El deseo de multitud se construye desde una posición de escucha hacia el Otro, en la que, el decir siempre debe estar modulado por el escuchar. No se trata de convertir en fuerte el propio argumento, sino la propia actitud de escucha, conseguir, como paso primero, construir una actitud compartida de escucha hacia el Otro que permita la modulación del propio discurso para colocar a los diferentes discursos en un misma longitud de onda. Y a partir de esa sin-tonización, empezar a delimitar el sín-odo, el camino que se va a compartir y que todavía está por delimitar. Dicho de otro modo, definir el horizonte, siempre provisional y revisable, de lo común.
Ello desde una cautela. Que ese común nunca será un universal, que ese común se construye en la contraposición y el conflicto con otras posiciones y sujetos cuyo proyecto político resulta inasumible. Buscar lo común no es una postura ingenua que entienda que es posible superar todas las diferencias; más bien, al contrario, es partir de la conciencia de la incomposibilidad de ciertos discursos, con los que no cabe sino la lucha más enconada.
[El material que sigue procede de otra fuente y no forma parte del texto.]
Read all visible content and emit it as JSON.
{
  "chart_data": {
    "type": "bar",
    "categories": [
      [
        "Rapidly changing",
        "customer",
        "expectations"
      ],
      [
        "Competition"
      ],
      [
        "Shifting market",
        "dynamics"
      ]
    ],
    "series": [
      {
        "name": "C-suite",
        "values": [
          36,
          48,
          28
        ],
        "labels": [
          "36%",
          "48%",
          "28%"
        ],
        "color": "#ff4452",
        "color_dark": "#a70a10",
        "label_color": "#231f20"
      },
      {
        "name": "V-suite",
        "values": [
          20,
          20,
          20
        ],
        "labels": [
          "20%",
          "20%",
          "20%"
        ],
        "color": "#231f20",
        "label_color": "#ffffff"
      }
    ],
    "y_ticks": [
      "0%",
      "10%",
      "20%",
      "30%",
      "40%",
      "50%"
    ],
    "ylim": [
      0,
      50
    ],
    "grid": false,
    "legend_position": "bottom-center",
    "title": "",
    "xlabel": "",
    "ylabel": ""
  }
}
No somos ni platónicos ni kantianos, el idealismo no es nuestro suelo. Una política materialista es una política del conflicto, pues no hace sino expresar los diferentes intereses que atraviesan el cuerpo social. Ahora bien, se trata de identificar y precisar el lugar del conflicto, dulcificarlo allí donde es posible reconocer un proyecto compartido, enconarlo donde la línea divisoria marca los territorios de la mayoría expoliada y la minoría expoliadora. Es ahí donde la multitud se reconoce como sujeto productor de lo común, como herramienta de empoderamiento social.
[1] Deleuze, G. Diferencia y repetición Júcar, Madrid, 1988, p. 203
[2] Marx, K. Introducción a la crítica de la filosofía del derecho de Hegel Pre-textos, Valencia, 2014, p. 42.
[3] Marx, K. “Tesis sobre Feuerbach” en Muñoz, J. Marx Península, Madrid, 1988, p. 432.
[4] Virno, P. Gramática de la multitud Traficantes de sueños, Madrid, 2003, p. 19.
[5] Ibidem p. 77.
[6] Ibidem p. 128.
[7] Hobbes, Th. Del ciudadano Tecnos, Madrid, 1987.